Amazon just announced a new service called Amazon Key where you can install an approved electronic lock and give the Amazon delivery person a one-time use code to put your package inside your door.
Listen to the audio version of this essay.
The responses are witty, humorous, and predictable.
Amazon Key = Nope— Matt Speed (@MatttSpeed) October 25, 2017
And that’s just from the regular public. My InfoSec family has reacted with its characteristic and more visceral, “Not just no but hell no.” response, and it’s given me the opportunity to comment on something that’s bothered me for a while.
I get that security people are supposed to be cautious. I get that we’re supposed to be weary of risk. But I worry that the community as a whole enjoys saying “no” a bit too much. It’s a curmudgeon fetish.
Making fun of new internet-connected technology is a shibboleth for the infosec in-crowd.
I think the community could benefit from some perspective on this topic, which I tried to capture in Comments on Internet Security from 2076. Here a professor from the future describes the flaw in our thinking at the time.
I mean, the mid-1990s was the most transformative period in human history. We know that now. We get that now. But back then the security experts of the time just saw the technology as unfixable. And they spent all this time “online” together to complain about how dangerous everything was, and how it was all going to hell, how it was completely hopeless. (laughs)
It’s coming. All of it. And nothing we in security or anywhere else can say or do will stop that. Functionality beats security every time. Major safety incidents will slow things down, but not for long. Trying to stop the internet-connected everything is no different than trying to stop mass adoption of cars, or computers, or smartphones.
As security people we should be the ones telling everyone it’ll be ok. We should be giving the perspective of the professor in 2076. Yes, there are thousands of companies doing heroically stupid things with devices on the internet. And yes, it will cause major problems from time to time. But 30 years from now it’ll just be another revolution that changed humanity, just like the ones before it.
The panicked reaction to this rapid change should be expected by the public, but InfoSec should have more knowledge of history than that. More context. More calmness of mind.
We’re living in the Cambrian explosion of the internet, and witnessing the digitization of the everyday world through the Internet of Things.
But instead of being enthusiastic but cautious technologists—who are excited by the unbelievable possibilities that are arising—we’re joining with the masses and behaving like luddites.
The people need our help making all this insecure garbage work for them, and help making it better. They are demanding the functionality and they will get it. We have to stop being the doctor who cries when they tell us where it hurts.
Someone needs to be strong about this—to have the vision to see the other side of the chaos—and that’s going to have to be us.
Besides, as everyone in InfoSec knows, your front door isn’t secure anyway. Not even a little bit.
Common door locks are wet paper towels that disolve under the slightest scrutiny. Somebody show me a threat model where this Amazon system is used to bypass an electronic lock that doesn’t also find that it’s much easier to just break a window or pick the lock.
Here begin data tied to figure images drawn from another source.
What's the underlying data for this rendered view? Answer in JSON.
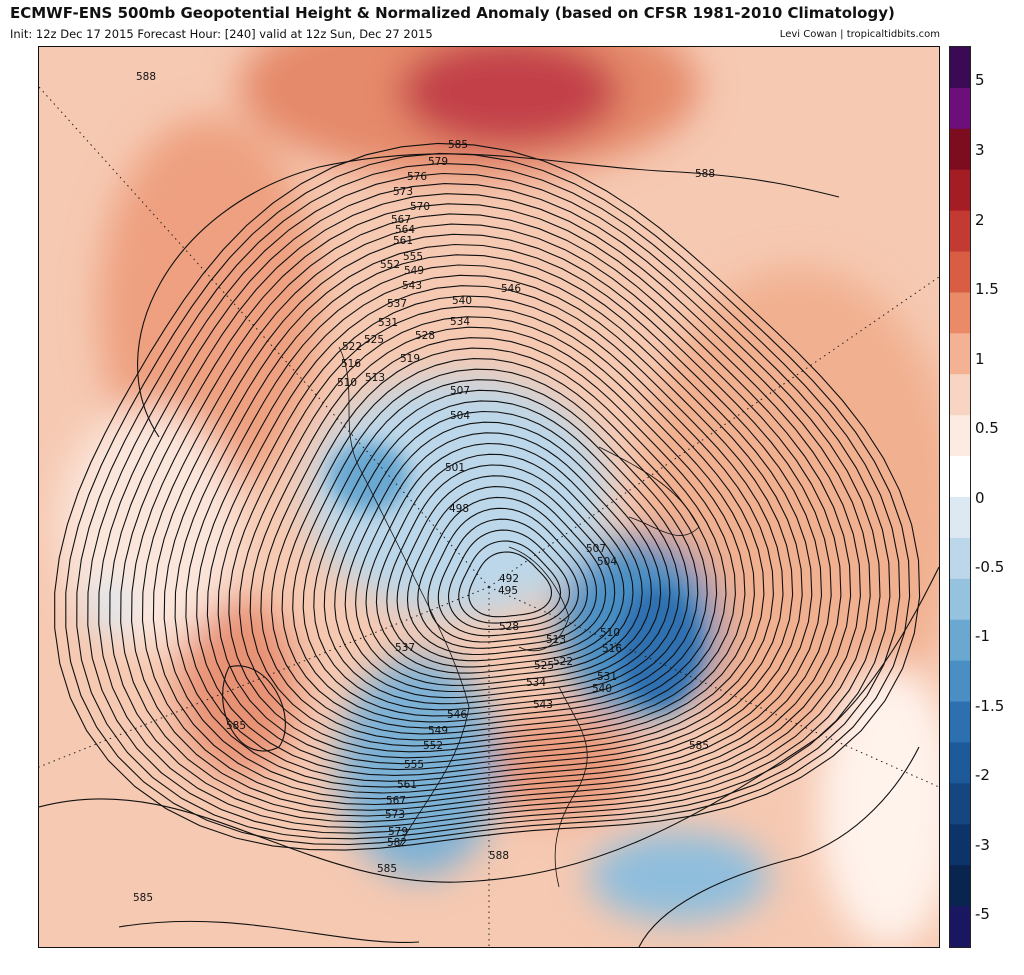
{
  "header": {
    "title": "ECMWF-ENS 500mb Geopotential Height & Normalized Anomaly (based on CFSR 1981-2010 Climatology)",
    "subtitle": "Init: 12z Dec 17 2015   Forecast Hour: [240]   valid at 12z Sun, Dec 27 2015",
    "credit": "Levi Cowan | tropicaltidbits.com"
  },
  "colorbar": {
    "labels": [
      "5",
      "3",
      "2",
      "1.5",
      "1",
      "0.5",
      "0",
      "-0.5",
      "-1",
      "-1.5",
      "-2",
      "-3",
      "-5"
    ],
    "colors": [
      "#3a0a55",
      "#6d0e7a",
      "#7d0d1e",
      "#a51d24",
      "#c33a32",
      "#d95c45",
      "#ea8a68",
      "#f3b293",
      "#f8d5c2",
      "#fbebe1",
      "#ffffff",
      "#dde9f2",
      "#bcd7e9",
      "#95c2de",
      "#6ba8d1",
      "#4a8fc4",
      "#2d70b0",
      "#1e5a9a",
      "#154680",
      "#0d3468",
      "#0a2450",
      "#1a1760"
    ]
  },
  "map": {
    "contour_labels": [
      "588",
      "585",
      "579",
      "576",
      "573",
      "570",
      "567",
      "564",
      "561",
      "555",
      "552",
      "549",
      "543",
      "540",
      "546",
      "537",
      "534",
      "531",
      "528",
      "525",
      "522",
      "519",
      "516",
      "513",
      "510",
      "507",
      "504",
      "501",
      "498",
      "495",
      "492",
      "588",
      "507",
      "504",
      "510",
      "513",
      "516",
      "522",
      "525",
      "531",
      "534",
      "540",
      "543",
      "528",
      "537",
      "546",
      "549",
      "552",
      "555",
      "561",
      "567",
      "573",
      "579",
      "582",
      "585",
      "588",
      "585",
      "585",
      "585"
    ]
  }
}
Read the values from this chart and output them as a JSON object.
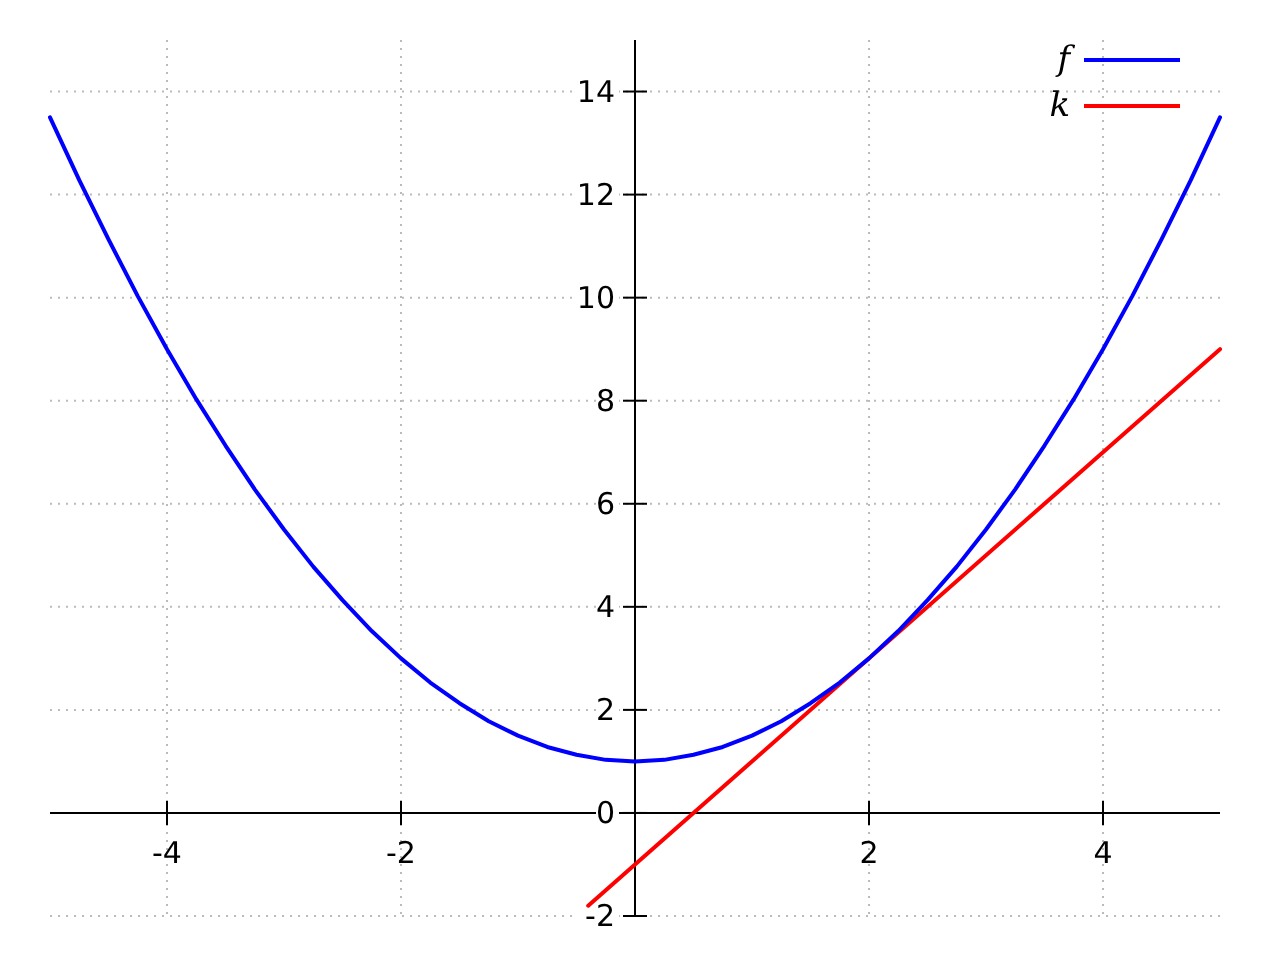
{
  "chart_data": {
    "type": "line",
    "xlim": [
      -5,
      5
    ],
    "ylim": [
      -2,
      15
    ],
    "xticks": [
      -4,
      -2,
      2,
      4
    ],
    "yticks": [
      -2,
      0,
      2,
      4,
      6,
      8,
      10,
      12,
      14
    ],
    "grid": true,
    "legend": "top right",
    "line_style": "solid",
    "series": [
      {
        "name": "f",
        "color": "#0000ff",
        "x": [
          -5,
          -4.75,
          -4.5,
          -4.25,
          -4,
          -3.75,
          -3.5,
          -3.25,
          -3,
          -2.75,
          -2.5,
          -2.25,
          -2,
          -1.75,
          -1.5,
          -1.25,
          -1,
          -0.75,
          -0.5,
          -0.25,
          0,
          0.25,
          0.5,
          0.75,
          1,
          1.25,
          1.5,
          1.75,
          2,
          2.25,
          2.5,
          2.75,
          3,
          3.25,
          3.5,
          3.75,
          4,
          4.25,
          4.5,
          4.75,
          5
        ],
        "values": [
          13.5,
          12.28,
          11.13,
          10.03,
          9,
          8.03,
          7.13,
          6.28,
          5.5,
          4.78,
          4.13,
          3.53,
          3,
          2.53,
          2.13,
          1.78,
          1.5,
          1.28,
          1.13,
          1.03,
          1,
          1.03,
          1.13,
          1.28,
          1.5,
          1.78,
          2.13,
          2.53,
          3,
          3.53,
          4.13,
          4.78,
          5.5,
          6.28,
          7.13,
          8.03,
          9,
          10.03,
          11.13,
          12.28,
          13.5
        ]
      },
      {
        "name": "k",
        "color": "#ff0000",
        "x": [
          -0.4,
          5
        ],
        "values": [
          -1.8,
          9
        ]
      }
    ]
  }
}
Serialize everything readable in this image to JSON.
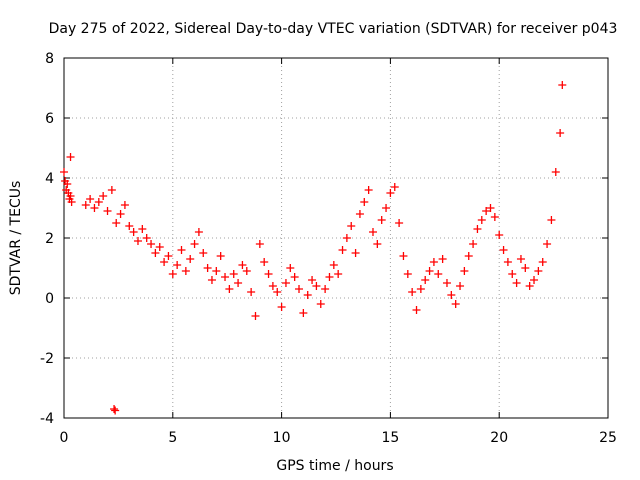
{
  "chart_data": {
    "type": "scatter",
    "title": "Day 275 of 2022, Sidereal Day-to-day VTEC variation (SDTVAR) for receiver p043",
    "xlabel": "GPS time / hours",
    "ylabel": "SDTVAR / TECUs",
    "xlim": [
      0,
      25
    ],
    "ylim": [
      -4,
      8
    ],
    "xticks": [
      0,
      5,
      10,
      15,
      20,
      25
    ],
    "yticks": [
      -4,
      -2,
      0,
      2,
      4,
      6,
      8
    ],
    "grid": true,
    "marker": "plus",
    "color": "#ff0000",
    "series": [
      {
        "name": "p043",
        "x": [
          0.0,
          0.05,
          0.1,
          0.15,
          0.2,
          0.25,
          0.3,
          0.35,
          1.0,
          1.2,
          1.4,
          1.6,
          1.8,
          2.0,
          2.2,
          2.4,
          2.6,
          2.8,
          3.0,
          3.2,
          3.4,
          3.6,
          3.8,
          4.0,
          4.2,
          4.4,
          4.6,
          4.8,
          5.0,
          5.2,
          5.4,
          5.6,
          5.8,
          6.0,
          6.2,
          6.4,
          6.6,
          6.8,
          7.0,
          7.2,
          7.4,
          7.6,
          7.8,
          8.0,
          8.2,
          8.4,
          8.6,
          8.8,
          9.0,
          9.2,
          9.4,
          9.6,
          9.8,
          10.0,
          10.2,
          10.4,
          10.6,
          10.8,
          11.0,
          11.2,
          11.4,
          11.6,
          11.8,
          12.0,
          12.2,
          12.4,
          12.6,
          12.8,
          13.0,
          13.2,
          13.4,
          13.6,
          13.8,
          14.0,
          14.2,
          14.4,
          14.6,
          14.8,
          15.0,
          15.2,
          15.4,
          15.6,
          15.8,
          16.0,
          16.2,
          16.4,
          16.6,
          16.8,
          17.0,
          17.2,
          17.4,
          17.6,
          17.8,
          18.0,
          18.2,
          18.4,
          18.6,
          18.8,
          19.0,
          19.2,
          19.4,
          19.6,
          19.8,
          20.0,
          20.2,
          20.4,
          20.6,
          20.8,
          21.0,
          21.2,
          21.4,
          21.6,
          21.8,
          22.0,
          22.2,
          22.4,
          22.6,
          22.8,
          22.9,
          2.3,
          2.35,
          0.3
        ],
        "y": [
          4.2,
          3.9,
          3.6,
          3.8,
          3.5,
          3.3,
          3.4,
          3.2,
          3.1,
          3.3,
          3.0,
          3.2,
          3.4,
          2.9,
          3.6,
          2.5,
          2.8,
          3.1,
          2.4,
          2.2,
          1.9,
          2.3,
          2.0,
          1.8,
          1.5,
          1.7,
          1.2,
          1.4,
          0.8,
          1.1,
          1.6,
          0.9,
          1.3,
          1.8,
          2.2,
          1.5,
          1.0,
          0.6,
          0.9,
          1.4,
          0.7,
          0.3,
          0.8,
          0.5,
          1.1,
          0.9,
          0.2,
          -0.6,
          1.8,
          1.2,
          0.8,
          0.4,
          0.2,
          -0.3,
          0.5,
          1.0,
          0.7,
          0.3,
          -0.5,
          0.1,
          0.6,
          0.4,
          -0.2,
          0.3,
          0.7,
          1.1,
          0.8,
          1.6,
          2.0,
          2.4,
          1.5,
          2.8,
          3.2,
          3.6,
          2.2,
          1.8,
          2.6,
          3.0,
          3.5,
          3.7,
          2.5,
          1.4,
          0.8,
          0.2,
          -0.4,
          0.3,
          0.6,
          0.9,
          1.2,
          0.8,
          1.3,
          0.5,
          0.1,
          -0.2,
          0.4,
          0.9,
          1.4,
          1.8,
          2.3,
          2.6,
          2.9,
          3.0,
          2.7,
          2.1,
          1.6,
          1.2,
          0.8,
          0.5,
          1.3,
          1.0,
          0.4,
          0.6,
          0.9,
          1.2,
          1.8,
          2.6,
          4.2,
          5.5,
          7.1,
          -3.7,
          -3.75,
          4.7
        ]
      }
    ]
  }
}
Door locks have not improved much past napkin-level because they haven’t needed to. The people who are supposed to stay out generally do, and the people who want to get in without invitation generally can. Amazon Key does not change this calculus.
So enough with the curmudgeonry. This shit is happening. Full speed. No stops.
Being a luddite in InfoSec is like being a germaphobe in family medicine. It prevents you from leading from the front.
Like it or not, there are a lot of sheep in this world, and there are a lot of wolves and cliffs out there.
We need to be the shepherds.
- And no, that doesn’t mean I (or anyone else) should be installing every nuclear stupid device out there. It means that, as a group, we should embrace and work to secure this change rather than displaying the same fear as the public and rejecting it. Because it’s inevitable.
- Thanks to my anonymous friend for coaxing me into writing this. I wonder if there are others who might share the opinion but be too afraid of backlash to voice it. At 20 years in I have little such fear of conversation with my colleagues.
- @netekives had a brilliant thought about the piece, which was essentially that we should be the ones saying, “Here, I’ll go first, to make sure it’s safe for you.” That’s the attitude we need.